00:09 It resides within the small Magellanic Cloud, a dwarf galaxy close to our Milky Way.
00:15 New findings from NASA's James Webb Space Telescope reveal the presence of a much more
00:20 intricate network of gas and dust structures than previously discovered in the area.
00:26 Within this plume of gas is cold molecular hydrogen, which provides a perfect environment
00:31 for young stars to form, some of which can be seen here.
00:35 These young stars generate energy that heats the gas, energizing and splitting the molecular
00:41 hydrogen.
00:42 This effectively carves rough ridges into the gas.
00:46 This area appears to show the head of a dragon spitting out balls of hot gas.
00:51 This eye and the balls of gas are areas of active star formation, which will continue
00:56 to change the environment around it.
01:00 These wisps are more evidence of that environmental change.

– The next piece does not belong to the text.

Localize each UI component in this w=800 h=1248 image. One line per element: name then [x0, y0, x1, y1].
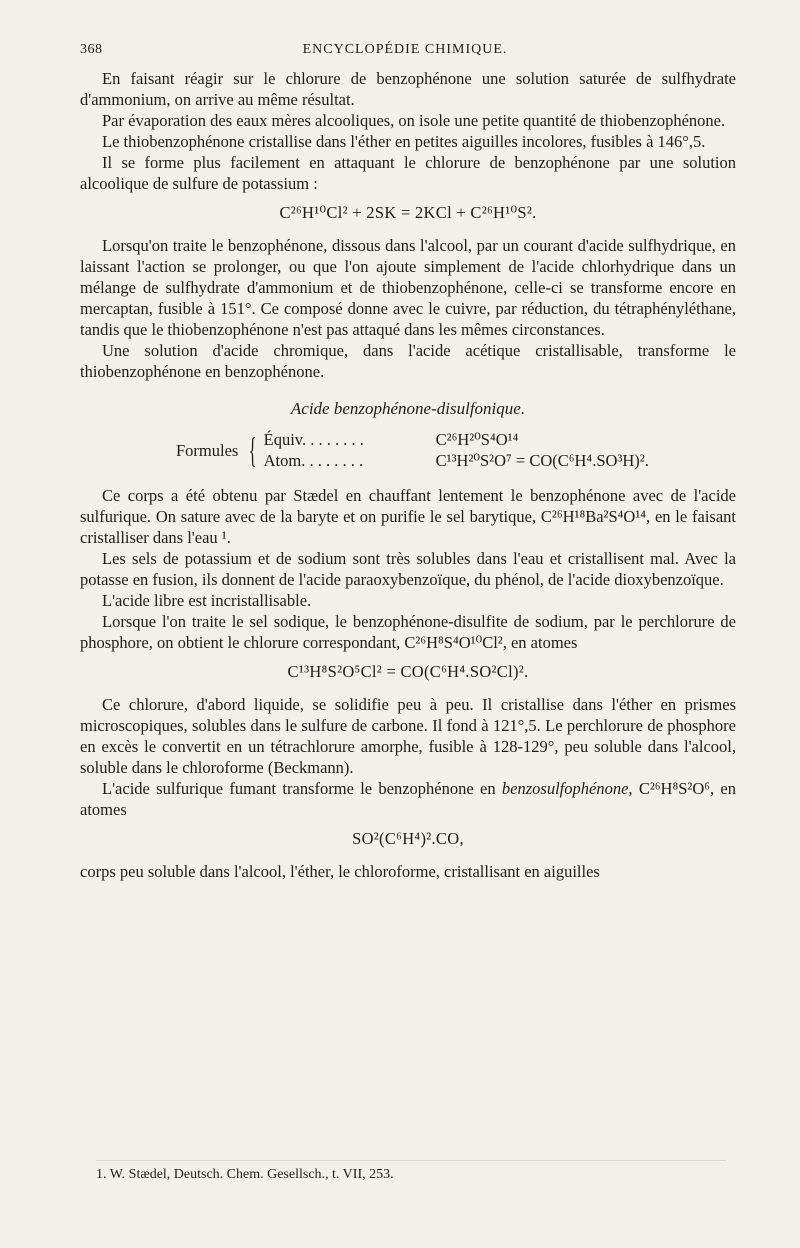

01:03 Winds from nearby stars are blowing away material that surrounds still-forming stars, leaving
01:08 these small structures behind.
01:12 Here we see curly ribbons of glowing gas that outline the cold molecular gas of the region.
01:18 These many pillars of creation show how pervasive the stellar erosion is in the region.
01:23 Eventually, over millions of years, the mixture of energized and dense hydrogen will give
01:29 way to thousands of stars and far more of these filamentary structures.